Differential braking due to the ability of the animal to distinguish between similar stimuli and respond to only one of them. So, if a dog develops a salivary reflex to the light of a 100 W light bulb and reinforces it with food, and uses other similar stimuli (80 or 120 W light bulbs) without reinforcement, then through certain time reflexes on them fade away and a reflex appears only to a reinforced signal (100 W). This type of inhibition allows animals to develop new vital skills.

If the action of a certain conditioned stimulus with an already formed conditioned reflex is accompanied by the action of some other stimulus and this combination is not reinforced by the action of the unconditioned stimulus, then the conditioned reflex to the action of the conditioned stimulus also disappears. This extinction of the conditioned reflex is called conditional brake. For example, an animal has a reflex to the light of a light bulb. In the case of the simultaneous use of the light and sound of the metronome for a certain time and not reinforcing it with giving food, after a while already one sound signal will inhibit the manifestation of a conditioned reflex to the light of a light bulb.

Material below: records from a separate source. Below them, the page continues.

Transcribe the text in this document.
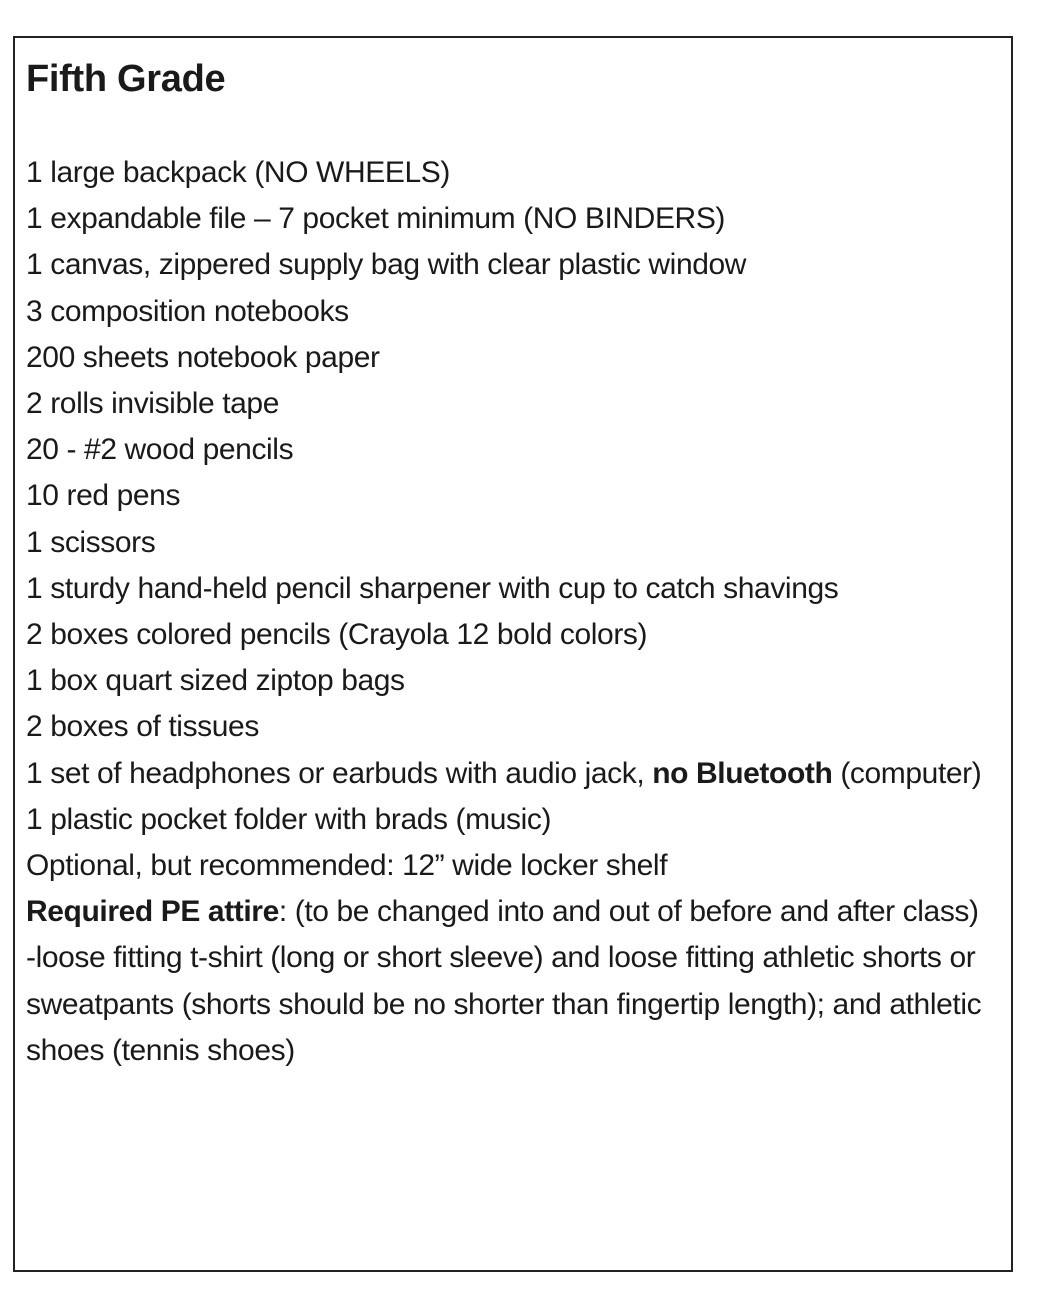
Fifth Grade
1 large backpack (NO WHEELS)
1 expandable file – 7 pocket minimum (NO BINDERS)
1 canvas, zippered supply bag with clear plastic window
3 composition notebooks
200 sheets notebook paper
2 rolls invisible tape
20 - #2 wood pencils
10 red pens
1 scissors
1 sturdy hand-held pencil sharpener with cup to catch shavings
2 boxes colored pencils (Crayola 12 bold colors)
1 box quart sized ziptop bags
2 boxes of tissues
1 set of headphones or earbuds with audio jack, no Bluetooth (computer)
1 plastic pocket folder with brads (music)
Optional, but recommended: 12” wide locker shelf
Required PE attire: (to be changed into and out of before and after class) -loose fitting t-shirt (long or short sleeve) and loose fitting athletic shorts or sweatpants (shorts should be no shorter than fingertip length); and athletic shoes (tennis shoes)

delayed braking develops when the reinforcement of the conditioned stimulus by the unconditioned stimulus is carried out with a large delay (by several minutes) in relation to the action of the conditioned stimulus.

important in animal life beyond, or protective, inhibition, which occupies an intermediate position between conditional and unconditional inhibition. This type of inhibition occurs when the conditioned or unconditioned stimulus is too strong, which contributes to the weakening or disappearance of conditioned reflex reactions.